Gli anni trenta sono stati il decennio decisivo per la carriera del fotografo americano Walker Evans. Quello stesso periodo, il tempestoso interludio fra prima e seconda guerra mondiale, fu segnato da un crollo economico globale noto come la Grande Depressione. Solo negli Stati Uniti, milioni di persone persero il lavoro e rimasero poi disoccupate per sempre, mentre nel cuore dell’America devastanti tempeste di polvere resero impossibile la crescita o il raccolto delle colture. Nel 1938, al Museum of Modern Art di New York, apri i battenti American Photographs, la prima mostra di fotografia organizzata dal museo, per presentare la documentazione avanguardistica di Evans sugli anni della Depressione. Il suo modo diretto, eppure sottile e sensuale, di fotografare le persone e il loro ambiente quotidiano fu ammirato dai contemporanei, e continuò a esserlo anche da parte delle generazioni successive di artisti.
Nel 1926, il giovane Evans aveva abbandonato gli studi di letteratura francese al Williams College, in Massachusetts, per trascorrere un anno a Parigi, dove aveva studiato francese e messo alla prova la propria attitudine alla scrittura, sia di saggi che di romanzi. Dopo il ritorno a New York nel 1927, cominciò ben presto a esplorare il mezzo espressivo della fotografia e l’estetica del modernismo, anche se fu la corrente del realismo sociale a stimolarlo a creare le sue opere documentarie più innovative e poetiche. Evans accettò un incarico presso la Resettlement Administration, l’amministrazione per il reinsediamento (in seguito rinominata Farm Security Administration, l’amministrazione per la sicurezza delle fattorie), insieme ad altri fotografi come Dorothea Lange, con il compito di fotografare le condizioni di povertà e gli effetti dei programmi di benessere sociale in tutta l’America all’epoca della Depressione. Evans, tuttavia, era un fotografo itinerante e caparbio, motivato più dalla propria visione artistica che da qualsiasi mandato governativo.
Egli lasciò la Resettlement Administration e nel 1936, mentre si trovava in Alabama per conto della rivista “Fortune”, lui e lo scrittore James Agee documentarono i periodi trascorsi vivendo con tre famiglie di mezzadri locali. Questi prendevano in affitto e coltivavano piccoli appezzamenti di terra di proprietà di altri per ricevere una parte dei proventi, o del raccolto, che in Alabama era il cotone. Con questo sistema accadeva spesso che i fattori si ritrovassero intrappolati in una spirale di debiti e timori di sfratto nel caso in cui il raccolto fosse stato scarso o di bassa qualità, se i prezzi del mercato fossero stati bassi o in caso di altri eventi infausti.
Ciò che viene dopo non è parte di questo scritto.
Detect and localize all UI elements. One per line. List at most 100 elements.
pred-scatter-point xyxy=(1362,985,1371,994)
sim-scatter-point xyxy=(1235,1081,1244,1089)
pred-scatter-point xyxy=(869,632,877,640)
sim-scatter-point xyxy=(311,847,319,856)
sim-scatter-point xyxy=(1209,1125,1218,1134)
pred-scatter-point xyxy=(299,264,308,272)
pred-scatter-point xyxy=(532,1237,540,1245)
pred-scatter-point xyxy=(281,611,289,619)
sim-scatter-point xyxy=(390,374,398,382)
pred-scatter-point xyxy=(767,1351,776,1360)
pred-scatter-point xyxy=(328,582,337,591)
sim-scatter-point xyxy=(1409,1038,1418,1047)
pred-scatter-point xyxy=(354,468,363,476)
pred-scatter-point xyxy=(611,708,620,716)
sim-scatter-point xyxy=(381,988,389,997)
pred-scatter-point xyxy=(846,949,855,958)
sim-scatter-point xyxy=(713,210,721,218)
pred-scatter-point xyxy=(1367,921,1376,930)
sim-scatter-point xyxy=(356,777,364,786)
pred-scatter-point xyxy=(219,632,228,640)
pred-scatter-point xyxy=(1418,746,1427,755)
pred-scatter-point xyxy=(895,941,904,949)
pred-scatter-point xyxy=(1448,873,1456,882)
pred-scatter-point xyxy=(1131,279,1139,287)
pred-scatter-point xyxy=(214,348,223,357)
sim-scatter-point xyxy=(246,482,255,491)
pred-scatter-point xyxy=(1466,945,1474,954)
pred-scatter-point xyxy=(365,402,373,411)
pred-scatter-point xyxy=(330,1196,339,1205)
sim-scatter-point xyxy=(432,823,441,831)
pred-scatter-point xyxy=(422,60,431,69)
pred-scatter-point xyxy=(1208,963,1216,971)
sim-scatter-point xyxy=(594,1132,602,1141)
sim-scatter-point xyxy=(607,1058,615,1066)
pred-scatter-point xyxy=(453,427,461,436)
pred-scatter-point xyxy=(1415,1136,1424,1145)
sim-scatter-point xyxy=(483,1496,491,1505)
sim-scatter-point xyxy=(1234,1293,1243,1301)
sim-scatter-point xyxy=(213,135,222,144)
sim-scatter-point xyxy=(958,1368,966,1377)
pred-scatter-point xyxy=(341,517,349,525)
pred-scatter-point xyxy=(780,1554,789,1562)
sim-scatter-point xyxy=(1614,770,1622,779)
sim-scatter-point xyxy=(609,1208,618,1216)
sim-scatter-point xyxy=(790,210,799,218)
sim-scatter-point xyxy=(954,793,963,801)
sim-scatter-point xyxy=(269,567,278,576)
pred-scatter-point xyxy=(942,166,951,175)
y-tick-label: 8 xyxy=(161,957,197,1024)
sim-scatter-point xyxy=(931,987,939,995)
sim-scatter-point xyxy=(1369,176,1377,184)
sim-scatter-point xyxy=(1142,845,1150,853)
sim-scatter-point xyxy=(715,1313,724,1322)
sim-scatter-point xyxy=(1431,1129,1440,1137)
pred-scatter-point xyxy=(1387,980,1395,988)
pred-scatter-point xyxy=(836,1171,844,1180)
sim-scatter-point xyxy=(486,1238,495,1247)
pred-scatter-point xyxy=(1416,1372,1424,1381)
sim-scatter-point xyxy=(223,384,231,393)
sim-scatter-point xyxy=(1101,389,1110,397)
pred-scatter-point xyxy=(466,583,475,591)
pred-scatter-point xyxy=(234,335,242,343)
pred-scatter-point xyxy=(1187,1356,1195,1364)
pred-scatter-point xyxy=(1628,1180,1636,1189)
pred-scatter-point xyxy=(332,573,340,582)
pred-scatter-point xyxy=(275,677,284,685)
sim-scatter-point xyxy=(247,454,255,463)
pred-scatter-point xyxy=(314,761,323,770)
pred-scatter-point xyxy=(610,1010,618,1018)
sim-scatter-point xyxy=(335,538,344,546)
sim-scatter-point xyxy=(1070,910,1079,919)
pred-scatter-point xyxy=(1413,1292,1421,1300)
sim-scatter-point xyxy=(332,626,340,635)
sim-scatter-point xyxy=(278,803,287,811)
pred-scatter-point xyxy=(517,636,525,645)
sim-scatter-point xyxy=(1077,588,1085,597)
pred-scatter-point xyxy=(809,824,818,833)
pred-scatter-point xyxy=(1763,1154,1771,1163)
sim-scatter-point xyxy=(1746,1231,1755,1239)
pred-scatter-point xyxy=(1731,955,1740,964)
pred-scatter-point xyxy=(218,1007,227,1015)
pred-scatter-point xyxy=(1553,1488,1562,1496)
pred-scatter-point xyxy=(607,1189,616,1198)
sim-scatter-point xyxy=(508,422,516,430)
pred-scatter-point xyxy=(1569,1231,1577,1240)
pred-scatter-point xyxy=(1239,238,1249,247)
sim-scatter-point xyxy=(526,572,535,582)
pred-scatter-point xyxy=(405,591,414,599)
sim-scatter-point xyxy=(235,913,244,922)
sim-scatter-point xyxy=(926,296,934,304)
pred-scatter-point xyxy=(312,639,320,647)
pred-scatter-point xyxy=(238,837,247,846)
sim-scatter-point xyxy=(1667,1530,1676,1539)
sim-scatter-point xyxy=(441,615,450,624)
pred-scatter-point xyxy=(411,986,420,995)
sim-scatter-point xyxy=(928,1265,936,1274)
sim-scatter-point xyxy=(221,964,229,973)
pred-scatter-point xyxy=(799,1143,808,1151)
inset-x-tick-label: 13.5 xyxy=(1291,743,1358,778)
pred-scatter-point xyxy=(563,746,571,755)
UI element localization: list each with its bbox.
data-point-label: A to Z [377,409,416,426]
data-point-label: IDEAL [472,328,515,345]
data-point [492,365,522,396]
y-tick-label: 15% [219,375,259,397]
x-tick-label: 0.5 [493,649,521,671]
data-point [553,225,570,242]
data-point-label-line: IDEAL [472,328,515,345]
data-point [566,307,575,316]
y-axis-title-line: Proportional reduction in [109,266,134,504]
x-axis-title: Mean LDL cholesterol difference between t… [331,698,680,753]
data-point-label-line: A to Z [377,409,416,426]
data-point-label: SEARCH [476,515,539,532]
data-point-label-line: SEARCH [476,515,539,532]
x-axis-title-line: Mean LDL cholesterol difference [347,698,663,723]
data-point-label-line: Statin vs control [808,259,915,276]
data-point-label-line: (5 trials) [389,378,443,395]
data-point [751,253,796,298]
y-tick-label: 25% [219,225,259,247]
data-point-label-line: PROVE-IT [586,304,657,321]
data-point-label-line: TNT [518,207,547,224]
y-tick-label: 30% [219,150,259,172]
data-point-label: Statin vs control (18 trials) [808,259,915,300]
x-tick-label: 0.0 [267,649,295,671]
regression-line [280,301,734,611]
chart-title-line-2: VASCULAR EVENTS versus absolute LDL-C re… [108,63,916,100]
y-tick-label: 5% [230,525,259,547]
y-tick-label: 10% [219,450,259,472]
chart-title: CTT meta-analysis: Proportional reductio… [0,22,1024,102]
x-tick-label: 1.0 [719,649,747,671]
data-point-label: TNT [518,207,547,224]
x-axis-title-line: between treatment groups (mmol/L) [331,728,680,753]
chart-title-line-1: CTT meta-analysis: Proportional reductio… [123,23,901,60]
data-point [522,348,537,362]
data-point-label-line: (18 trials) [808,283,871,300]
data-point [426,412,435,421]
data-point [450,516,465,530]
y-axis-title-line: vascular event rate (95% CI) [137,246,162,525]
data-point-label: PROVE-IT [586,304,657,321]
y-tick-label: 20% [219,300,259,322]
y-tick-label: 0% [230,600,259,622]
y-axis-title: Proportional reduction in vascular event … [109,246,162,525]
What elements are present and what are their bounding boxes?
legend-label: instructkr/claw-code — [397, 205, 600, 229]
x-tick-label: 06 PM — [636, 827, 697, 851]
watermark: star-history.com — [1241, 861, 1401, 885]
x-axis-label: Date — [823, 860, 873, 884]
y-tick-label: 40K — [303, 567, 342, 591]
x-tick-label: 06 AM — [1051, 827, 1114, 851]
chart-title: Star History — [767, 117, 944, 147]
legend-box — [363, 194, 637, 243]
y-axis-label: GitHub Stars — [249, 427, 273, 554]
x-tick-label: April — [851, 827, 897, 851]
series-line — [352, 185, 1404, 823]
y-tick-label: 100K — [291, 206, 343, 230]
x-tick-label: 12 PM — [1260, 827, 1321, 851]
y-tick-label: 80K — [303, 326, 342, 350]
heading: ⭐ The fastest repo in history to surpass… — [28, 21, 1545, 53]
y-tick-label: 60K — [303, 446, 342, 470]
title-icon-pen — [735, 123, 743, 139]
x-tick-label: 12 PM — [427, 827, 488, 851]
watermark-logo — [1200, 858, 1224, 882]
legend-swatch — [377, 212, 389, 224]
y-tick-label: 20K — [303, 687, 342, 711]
Anche se alla fine i responsabili del periodico rifiutarono il lavoro a quattro mani di Evans e Agee, i due perseverarono e, nel 1941, pubblicarono un volume di cinquecento pagine, Let Us Now Praise Famous Men (Sia lode ora a uomini di fama). Le foto di Evans venivano presentate a parte, forte preludio visivo all’inizio del libro in contrasto con la retorica del contributo testuale di Agee. La Biennale di Venezia presenta l’intera prima edizione di quelle fotografie, prive di ogni mediazione, che comunicano la pacata dignità di coloro che hanno subito la Depressione nell’America degli anni trenta e rievocano un’analoga povertà e simili diseguaglianze economiche che oggi esistono in tutto il mondo.